A review of “Man Enough”.

by ggeurs

This is a review of the book Manly Enough by Nate Pyle.

As a Christian man interested in self-improvement, a book with a title like Man Enough: How Jesus Redefines Manhood would seem to be an engaging topic for a book. Admittedly, I was anticipating a 21st century rendition of John Eldredge’s Wild At Heart. While that is not exactly what I got in this book, I still found a challenging, engaging read on the topic of what it means to be a Christian and a man in today’s society.

Nate Pyle sets forth the thesis that the modern man is mistaken if being a man means being stoic, aloof, or overly macho and brutish. While he acknowledges that these are aspects of manhood, these are not all there is. In Man Enough, Pyle challenges men to accept those parts of themselves if they are there, but not at forsaking the other parts of being human: servitude, emotions, compassion, authenticity, and vulnerability. Pyle’s whole book could even be encapsulated in one quote: “If men are to fight, then we need to be clear what it is we fight for. Peace. Reconciliation. Grace. Justice. But let’s be clear: We are mad not for conflict but for action” (Man Enough, p. 76).

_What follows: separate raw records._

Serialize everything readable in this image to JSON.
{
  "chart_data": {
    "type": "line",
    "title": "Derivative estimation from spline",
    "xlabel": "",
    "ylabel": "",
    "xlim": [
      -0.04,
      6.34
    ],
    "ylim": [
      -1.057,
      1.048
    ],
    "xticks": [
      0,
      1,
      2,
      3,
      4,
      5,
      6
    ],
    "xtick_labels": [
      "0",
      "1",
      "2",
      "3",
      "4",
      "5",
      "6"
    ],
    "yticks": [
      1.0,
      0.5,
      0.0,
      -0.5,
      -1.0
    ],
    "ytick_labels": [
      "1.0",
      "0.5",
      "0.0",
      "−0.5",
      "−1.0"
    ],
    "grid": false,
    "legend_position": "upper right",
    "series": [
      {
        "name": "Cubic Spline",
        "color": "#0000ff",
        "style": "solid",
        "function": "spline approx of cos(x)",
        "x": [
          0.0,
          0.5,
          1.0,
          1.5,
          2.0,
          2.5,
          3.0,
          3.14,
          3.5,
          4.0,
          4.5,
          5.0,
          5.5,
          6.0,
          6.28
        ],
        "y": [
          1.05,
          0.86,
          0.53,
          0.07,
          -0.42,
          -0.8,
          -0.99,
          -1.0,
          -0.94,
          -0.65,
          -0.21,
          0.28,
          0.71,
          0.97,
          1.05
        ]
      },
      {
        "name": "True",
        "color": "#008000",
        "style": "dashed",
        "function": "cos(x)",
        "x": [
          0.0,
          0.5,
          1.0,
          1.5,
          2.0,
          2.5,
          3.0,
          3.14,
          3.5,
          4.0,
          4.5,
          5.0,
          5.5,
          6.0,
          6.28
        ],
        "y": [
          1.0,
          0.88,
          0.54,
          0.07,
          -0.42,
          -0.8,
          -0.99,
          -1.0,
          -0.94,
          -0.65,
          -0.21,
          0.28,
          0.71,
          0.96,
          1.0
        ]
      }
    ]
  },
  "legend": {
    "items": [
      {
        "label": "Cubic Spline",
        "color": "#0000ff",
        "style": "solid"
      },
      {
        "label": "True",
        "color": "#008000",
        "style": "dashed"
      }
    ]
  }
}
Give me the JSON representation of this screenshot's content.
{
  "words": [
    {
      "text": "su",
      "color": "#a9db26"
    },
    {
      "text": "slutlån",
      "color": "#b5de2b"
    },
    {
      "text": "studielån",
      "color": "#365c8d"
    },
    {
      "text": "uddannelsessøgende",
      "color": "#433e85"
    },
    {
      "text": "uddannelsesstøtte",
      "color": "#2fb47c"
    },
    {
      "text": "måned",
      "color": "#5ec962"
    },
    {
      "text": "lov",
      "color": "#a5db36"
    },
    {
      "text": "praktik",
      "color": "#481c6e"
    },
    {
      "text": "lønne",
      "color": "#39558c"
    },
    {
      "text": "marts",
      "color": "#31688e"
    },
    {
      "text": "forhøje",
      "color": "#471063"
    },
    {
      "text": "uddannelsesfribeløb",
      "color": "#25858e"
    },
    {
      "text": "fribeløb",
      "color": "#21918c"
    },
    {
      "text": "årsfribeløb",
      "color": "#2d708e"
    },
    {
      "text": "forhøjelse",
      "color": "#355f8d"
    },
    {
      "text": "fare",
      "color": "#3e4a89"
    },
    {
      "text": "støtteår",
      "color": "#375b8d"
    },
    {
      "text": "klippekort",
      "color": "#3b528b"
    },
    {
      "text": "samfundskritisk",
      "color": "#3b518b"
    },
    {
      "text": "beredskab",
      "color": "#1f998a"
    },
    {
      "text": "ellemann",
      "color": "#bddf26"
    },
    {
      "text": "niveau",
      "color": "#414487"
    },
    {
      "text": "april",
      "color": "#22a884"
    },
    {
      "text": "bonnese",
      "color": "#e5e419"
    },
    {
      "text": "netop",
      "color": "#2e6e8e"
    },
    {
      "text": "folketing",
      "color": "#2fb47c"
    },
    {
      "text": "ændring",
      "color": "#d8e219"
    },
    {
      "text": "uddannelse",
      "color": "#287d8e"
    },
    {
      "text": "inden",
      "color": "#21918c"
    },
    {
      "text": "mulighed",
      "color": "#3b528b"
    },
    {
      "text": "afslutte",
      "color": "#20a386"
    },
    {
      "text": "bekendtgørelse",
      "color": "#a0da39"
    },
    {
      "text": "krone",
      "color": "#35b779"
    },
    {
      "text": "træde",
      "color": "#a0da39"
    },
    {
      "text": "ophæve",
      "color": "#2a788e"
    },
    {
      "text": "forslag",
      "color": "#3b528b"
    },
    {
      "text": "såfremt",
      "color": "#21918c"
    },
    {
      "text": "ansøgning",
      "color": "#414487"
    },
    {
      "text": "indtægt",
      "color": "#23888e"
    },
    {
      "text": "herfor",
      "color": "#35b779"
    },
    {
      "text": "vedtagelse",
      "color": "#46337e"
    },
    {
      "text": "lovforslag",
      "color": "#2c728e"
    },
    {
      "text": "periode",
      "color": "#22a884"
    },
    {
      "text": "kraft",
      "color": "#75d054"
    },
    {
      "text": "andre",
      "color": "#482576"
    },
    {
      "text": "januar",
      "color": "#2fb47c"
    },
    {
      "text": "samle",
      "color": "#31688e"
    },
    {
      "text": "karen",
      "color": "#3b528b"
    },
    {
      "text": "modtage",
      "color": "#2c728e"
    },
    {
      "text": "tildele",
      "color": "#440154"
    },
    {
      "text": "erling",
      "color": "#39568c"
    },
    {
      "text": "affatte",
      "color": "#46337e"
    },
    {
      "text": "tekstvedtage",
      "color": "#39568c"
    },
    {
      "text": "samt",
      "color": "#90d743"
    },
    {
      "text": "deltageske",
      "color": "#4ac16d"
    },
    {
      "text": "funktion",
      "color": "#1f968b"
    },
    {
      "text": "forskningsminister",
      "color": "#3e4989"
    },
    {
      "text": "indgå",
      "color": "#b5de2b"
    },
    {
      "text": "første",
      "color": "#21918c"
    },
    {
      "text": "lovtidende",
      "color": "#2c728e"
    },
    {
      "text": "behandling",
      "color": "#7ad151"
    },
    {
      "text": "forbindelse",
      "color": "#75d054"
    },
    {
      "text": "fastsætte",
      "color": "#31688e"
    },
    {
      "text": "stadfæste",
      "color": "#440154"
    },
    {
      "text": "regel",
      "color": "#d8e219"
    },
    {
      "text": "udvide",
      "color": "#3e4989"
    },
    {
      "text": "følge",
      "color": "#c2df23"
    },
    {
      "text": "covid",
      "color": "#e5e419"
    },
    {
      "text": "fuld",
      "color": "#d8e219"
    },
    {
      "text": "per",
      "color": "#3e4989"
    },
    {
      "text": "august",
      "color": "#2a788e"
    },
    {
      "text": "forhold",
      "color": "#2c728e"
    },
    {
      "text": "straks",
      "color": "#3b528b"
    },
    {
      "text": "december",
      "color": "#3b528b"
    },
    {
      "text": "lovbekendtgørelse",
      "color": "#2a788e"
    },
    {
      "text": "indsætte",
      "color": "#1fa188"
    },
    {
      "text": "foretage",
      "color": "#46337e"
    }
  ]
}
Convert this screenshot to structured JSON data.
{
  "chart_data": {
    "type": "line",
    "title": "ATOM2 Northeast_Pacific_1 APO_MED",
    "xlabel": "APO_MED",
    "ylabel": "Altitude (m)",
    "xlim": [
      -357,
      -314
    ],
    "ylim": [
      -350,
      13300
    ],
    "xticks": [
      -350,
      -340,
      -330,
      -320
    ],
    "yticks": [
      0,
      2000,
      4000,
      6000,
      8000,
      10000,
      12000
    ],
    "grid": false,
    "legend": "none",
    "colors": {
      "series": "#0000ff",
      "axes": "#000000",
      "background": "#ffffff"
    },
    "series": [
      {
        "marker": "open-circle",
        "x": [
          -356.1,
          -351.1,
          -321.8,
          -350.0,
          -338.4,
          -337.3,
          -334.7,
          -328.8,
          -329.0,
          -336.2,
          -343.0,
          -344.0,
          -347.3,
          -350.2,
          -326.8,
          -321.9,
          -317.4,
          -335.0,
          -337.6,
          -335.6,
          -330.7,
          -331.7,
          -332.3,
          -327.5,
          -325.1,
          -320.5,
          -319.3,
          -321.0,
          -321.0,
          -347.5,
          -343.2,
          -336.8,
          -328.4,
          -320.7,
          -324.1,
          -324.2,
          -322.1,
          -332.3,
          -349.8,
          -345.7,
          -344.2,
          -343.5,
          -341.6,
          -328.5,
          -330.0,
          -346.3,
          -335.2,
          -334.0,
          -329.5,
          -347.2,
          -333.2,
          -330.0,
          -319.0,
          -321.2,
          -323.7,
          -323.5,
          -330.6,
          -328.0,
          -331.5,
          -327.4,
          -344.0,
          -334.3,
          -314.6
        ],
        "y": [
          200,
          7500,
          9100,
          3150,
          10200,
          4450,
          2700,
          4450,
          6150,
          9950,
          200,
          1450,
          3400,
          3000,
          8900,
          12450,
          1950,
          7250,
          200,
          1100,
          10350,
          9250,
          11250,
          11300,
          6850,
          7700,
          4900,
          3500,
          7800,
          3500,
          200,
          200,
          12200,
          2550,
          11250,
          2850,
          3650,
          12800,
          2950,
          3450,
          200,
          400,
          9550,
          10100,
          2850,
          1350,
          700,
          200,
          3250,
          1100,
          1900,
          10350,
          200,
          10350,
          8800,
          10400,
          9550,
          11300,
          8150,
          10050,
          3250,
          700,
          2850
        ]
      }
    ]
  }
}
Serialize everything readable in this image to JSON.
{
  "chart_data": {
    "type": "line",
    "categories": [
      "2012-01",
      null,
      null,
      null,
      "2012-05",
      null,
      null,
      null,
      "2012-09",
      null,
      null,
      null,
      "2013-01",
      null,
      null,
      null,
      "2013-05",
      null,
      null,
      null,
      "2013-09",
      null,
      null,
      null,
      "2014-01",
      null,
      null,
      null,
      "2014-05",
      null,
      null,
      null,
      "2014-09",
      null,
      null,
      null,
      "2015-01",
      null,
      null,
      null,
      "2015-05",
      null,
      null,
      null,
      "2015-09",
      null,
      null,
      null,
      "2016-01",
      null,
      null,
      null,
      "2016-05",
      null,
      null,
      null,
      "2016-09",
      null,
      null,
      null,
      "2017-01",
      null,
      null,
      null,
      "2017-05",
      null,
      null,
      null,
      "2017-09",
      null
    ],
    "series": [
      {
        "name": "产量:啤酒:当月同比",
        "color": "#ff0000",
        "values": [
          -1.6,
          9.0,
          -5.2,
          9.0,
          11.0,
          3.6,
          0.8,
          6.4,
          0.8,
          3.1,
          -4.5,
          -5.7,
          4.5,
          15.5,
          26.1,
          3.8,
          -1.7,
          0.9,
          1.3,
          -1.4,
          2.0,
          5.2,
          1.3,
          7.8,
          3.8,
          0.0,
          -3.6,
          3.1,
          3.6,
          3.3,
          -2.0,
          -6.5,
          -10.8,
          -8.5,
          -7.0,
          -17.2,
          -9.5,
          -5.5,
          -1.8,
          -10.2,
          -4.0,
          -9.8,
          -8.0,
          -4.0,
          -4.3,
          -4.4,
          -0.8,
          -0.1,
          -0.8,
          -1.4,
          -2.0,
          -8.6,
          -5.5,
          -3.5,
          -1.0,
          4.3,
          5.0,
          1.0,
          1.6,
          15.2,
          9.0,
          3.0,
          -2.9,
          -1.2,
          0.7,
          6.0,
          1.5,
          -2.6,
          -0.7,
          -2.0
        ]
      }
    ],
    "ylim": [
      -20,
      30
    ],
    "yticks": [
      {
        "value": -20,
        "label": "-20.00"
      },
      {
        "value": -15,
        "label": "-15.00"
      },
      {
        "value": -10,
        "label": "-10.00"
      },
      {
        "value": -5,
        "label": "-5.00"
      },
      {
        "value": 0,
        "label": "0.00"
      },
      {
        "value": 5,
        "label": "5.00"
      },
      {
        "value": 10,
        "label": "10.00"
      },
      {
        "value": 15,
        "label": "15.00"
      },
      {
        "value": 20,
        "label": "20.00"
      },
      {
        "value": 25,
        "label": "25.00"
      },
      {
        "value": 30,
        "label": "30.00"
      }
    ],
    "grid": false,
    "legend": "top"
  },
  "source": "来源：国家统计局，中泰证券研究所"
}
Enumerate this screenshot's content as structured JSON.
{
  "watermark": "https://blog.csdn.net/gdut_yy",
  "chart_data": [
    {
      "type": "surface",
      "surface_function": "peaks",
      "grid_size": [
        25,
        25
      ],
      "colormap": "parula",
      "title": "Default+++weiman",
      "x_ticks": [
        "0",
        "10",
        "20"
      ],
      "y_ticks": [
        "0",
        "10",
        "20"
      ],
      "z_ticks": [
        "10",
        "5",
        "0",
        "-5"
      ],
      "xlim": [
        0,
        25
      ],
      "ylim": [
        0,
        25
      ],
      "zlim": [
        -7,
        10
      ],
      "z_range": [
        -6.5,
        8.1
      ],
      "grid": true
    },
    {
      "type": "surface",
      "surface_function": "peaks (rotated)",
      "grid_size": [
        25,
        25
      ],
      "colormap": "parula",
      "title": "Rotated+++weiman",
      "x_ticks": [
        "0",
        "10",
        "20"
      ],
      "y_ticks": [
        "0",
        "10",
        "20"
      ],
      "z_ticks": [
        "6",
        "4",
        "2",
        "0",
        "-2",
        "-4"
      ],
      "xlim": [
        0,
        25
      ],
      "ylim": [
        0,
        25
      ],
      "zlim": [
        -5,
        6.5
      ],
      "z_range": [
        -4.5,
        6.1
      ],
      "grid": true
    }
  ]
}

Though this is a book intended for a manly audience, Pyle does spend moments throughout the book acknowledging a potential female readership of Man Enough. Throughout, when he brings up points for how men should live in the light of the example of the human Jesus, he also brings up that these principles are not isolated to the Y chromosome set and that in reality all humans should step up to the challenge of doing things like standing for justice or for being a servant of others.

Man Enough is the addition to the conversation of what masculinity could/should look like in the modern Church. If I have one critique, it is that Pyle brings up the notion that there should be something specific that the word ‘masculinity’ denotes, otherwise the word is meaningless. And while Pyle does put forth a good argument for why men should emulate certain characteristics of Christ, Pyle never comes back to what gravitas ‘masculinity’ carries. Unless that is the point.

I received my copy of this book for free through the BookLook Bloggers program in exchange for publishing a review of it. I was not obligated to publish a positive review; the opinions contained are mine.